Tuesday, March 19, 2013

mountains and writing and beer.

Let's be honest for a second, when I'm not writing, I'm a fucking crazy person. And like, some people can be crazy in a good way and that's great and nice for them. I am not crazy in a good way, I am crazy in a maladaptive drunk way. Which is fine, but it's not an outlet. I need an outlet. Writing is my outlet and I essentially deserted it when I moved out here- like now that I have mountains to conquer, I don't need writing. 

But I do need writing. And I don't like thinking of walking up mountains as conquering them because it sounds really militant, and nature is a place to be calm and tranquil, so scratch the conquer part. 

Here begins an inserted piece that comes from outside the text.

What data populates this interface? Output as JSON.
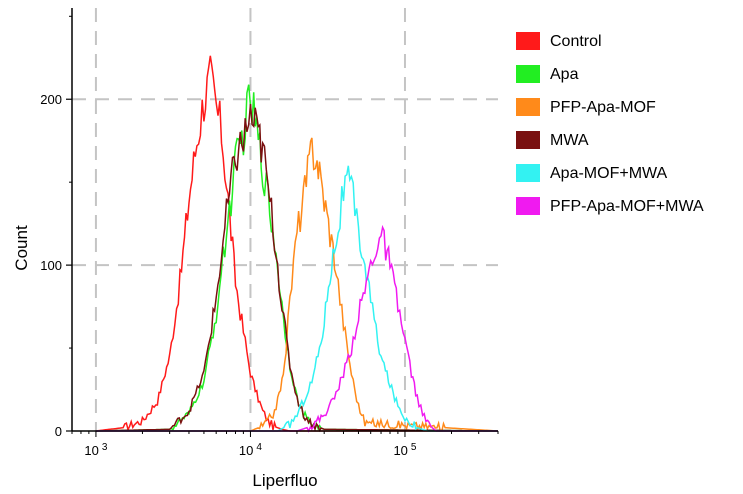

The mountains are still great, by the way. They're great and I'm great and we're great together. But it took me a while to realize that I can have more than one thing that makes me feel happy. So basically, I can have mountains and writing, kind of like having two best friends. Also, beer is my third best friend, but i'm kind of trying to see less of them right now. We got really close when I moved out here, but it was kind of too much too fast for a while. 

I'm just saying it's time to transition out of permanent vacation mode back into I'm-an-adult-and-I-need-writing-to-feel-centered mode. I'm in fucking grad school, you guys. I need to be wearing turtle neck sweaters and thick glasses and drinking red wine. Okay, I already do that stuff. But seriously, I need to get my shit together and not risk seeing my clients out at the bar on a Wednesday. 

Ya dig? 

Plus I've been experiencing some really embarrassing things lately and I need the shadowy veil of the internet to make me feel safe sharing. Also, I deleted facebook as one of my new years resolutions so I'm obviously not spending enough time on the internet anymore. I'll tell you all about life without facebook, too. Because apparently even if I omit social networking from my life, i can never really stop talking about it, thus it kind of wins anyway. But whatever. I'm probably a less hateful person now. Or I just don't know where people I never talked to anyway went for spring break. Poor me. 

I missed you, internet. And writing. I'm giving you a cosmic hug. xo.